The inclusion of Israeli defence sector representatives from Rafael, the weapons development authority, Israel Aircraft Industries and Tadiran at so early a stage in the mutual relationship drew fire from several quarters.
However, Sami Ofri, Israel’s commercial counsellor at the country’s Delhi embassy, dismisses this. "Israel is better known for its weapons than its shoes," he told the Jewish Chronicle.
There are also opportunities in civila avionics. Executives from IAI have been discussing a programe under which Israel hopes to secure long-term contracts to upgrade India’s airports and civilian aircraft.
Mr Ofri, who was previously stationed in Singapore, has been itching for the Indian posting for some time. "India is a great challenge. It is a closed economic society with huge emphasis on the public sector. Under Prime Minister Narashima Rao, it is undergoing a great openness towards private business and foreign trade. For 40 years it was a closed Socialist society – now there has been a 180-degree turn, they welcome foreign investment and trade," he said.
A delegation of prominent Israeli businessmen toured India last April together with David Litvak, director-general of the Israel Export Institute. They were received in New Delhi by the Confederation of Indian Industries, and in Bombay by the chambers of commerce. "We were swamped with requests for meetings," Mr Ofri said.
There are great opportunities for Israel’s agricultural industry. India is the world’s largest importer of fertiliser, and Israel’s single major resource is fertiliser. Until recently, this has been the domain of India’s public sector, which was not allowed to trade with Israel.

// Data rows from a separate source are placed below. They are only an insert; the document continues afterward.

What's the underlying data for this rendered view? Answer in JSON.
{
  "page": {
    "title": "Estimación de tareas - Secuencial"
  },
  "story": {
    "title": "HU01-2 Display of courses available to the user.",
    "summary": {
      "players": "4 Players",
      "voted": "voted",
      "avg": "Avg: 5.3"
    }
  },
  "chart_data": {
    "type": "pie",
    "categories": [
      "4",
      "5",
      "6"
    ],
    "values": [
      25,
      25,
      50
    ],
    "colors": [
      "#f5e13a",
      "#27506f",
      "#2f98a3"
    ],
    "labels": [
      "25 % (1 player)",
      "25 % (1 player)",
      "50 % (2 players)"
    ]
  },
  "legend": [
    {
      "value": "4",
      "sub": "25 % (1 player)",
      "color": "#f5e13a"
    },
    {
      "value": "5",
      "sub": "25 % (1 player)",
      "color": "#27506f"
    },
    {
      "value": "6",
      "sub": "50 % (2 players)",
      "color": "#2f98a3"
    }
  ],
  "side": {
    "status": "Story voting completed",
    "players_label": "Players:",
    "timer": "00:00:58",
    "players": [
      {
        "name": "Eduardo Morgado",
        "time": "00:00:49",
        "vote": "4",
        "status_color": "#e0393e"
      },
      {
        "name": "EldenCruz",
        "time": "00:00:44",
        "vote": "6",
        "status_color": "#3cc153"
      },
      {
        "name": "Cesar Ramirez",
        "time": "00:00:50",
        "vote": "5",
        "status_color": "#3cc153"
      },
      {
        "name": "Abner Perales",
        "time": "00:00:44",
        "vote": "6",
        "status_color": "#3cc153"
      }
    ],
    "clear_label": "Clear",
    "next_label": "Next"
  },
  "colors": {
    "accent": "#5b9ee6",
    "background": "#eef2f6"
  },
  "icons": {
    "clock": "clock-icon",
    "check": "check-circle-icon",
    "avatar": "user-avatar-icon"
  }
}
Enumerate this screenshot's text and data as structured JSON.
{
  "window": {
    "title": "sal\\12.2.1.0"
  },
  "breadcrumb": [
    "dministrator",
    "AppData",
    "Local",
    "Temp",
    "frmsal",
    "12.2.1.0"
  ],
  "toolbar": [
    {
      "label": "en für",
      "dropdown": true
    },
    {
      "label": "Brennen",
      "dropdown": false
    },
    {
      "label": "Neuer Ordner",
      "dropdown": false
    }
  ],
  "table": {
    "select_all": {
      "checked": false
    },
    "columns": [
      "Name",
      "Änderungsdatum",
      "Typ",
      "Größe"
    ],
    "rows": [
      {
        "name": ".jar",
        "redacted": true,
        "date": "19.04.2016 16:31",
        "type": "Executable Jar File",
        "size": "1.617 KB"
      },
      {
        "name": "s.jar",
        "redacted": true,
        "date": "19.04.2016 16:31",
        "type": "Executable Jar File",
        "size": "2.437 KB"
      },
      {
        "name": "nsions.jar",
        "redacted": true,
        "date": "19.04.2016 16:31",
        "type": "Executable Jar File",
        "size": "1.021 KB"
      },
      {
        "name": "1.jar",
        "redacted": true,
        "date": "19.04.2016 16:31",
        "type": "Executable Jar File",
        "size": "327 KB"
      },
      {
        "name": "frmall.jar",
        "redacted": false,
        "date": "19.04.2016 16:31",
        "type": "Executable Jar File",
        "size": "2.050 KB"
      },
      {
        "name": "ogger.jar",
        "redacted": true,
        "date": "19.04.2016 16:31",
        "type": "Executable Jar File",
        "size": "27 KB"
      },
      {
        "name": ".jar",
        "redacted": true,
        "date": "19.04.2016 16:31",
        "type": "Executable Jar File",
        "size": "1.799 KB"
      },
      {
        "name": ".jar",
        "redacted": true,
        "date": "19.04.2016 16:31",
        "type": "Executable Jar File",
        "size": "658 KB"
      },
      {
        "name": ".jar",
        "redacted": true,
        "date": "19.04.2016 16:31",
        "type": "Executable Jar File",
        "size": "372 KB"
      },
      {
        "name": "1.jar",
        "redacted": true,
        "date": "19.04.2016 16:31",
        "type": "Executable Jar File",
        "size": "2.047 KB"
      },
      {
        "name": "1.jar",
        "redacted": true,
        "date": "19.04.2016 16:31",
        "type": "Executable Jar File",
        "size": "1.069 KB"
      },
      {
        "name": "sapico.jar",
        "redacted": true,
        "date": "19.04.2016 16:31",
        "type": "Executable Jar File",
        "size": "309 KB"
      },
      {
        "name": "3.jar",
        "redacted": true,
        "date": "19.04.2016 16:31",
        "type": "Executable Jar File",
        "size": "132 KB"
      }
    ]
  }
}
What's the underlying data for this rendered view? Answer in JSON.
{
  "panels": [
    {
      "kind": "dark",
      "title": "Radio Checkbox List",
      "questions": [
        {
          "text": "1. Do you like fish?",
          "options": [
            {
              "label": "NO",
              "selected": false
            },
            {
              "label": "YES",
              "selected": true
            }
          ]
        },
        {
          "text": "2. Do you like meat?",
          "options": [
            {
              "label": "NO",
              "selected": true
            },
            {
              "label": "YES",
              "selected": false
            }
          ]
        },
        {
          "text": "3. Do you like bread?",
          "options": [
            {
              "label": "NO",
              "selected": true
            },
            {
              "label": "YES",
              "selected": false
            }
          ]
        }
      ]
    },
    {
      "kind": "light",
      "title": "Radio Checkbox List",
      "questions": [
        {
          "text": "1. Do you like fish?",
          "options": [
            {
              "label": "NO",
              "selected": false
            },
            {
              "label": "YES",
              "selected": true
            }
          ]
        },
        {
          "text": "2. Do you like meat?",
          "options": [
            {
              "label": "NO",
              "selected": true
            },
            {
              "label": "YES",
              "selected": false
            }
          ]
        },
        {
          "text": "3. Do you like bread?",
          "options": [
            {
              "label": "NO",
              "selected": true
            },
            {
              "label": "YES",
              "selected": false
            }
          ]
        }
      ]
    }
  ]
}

Sceptics may argue that India, despite its huge population, has limited market potential because disposable incomes are small. But Mr Ofri believes that, unlike in other Third World countries, 10-15 percent of the population belongs to a moneyed middle class, offering a potential consumer market of 100 million people which continues to grow. "India also has electrical, aerospace, and other sizeable industries," Mr Ofri noted.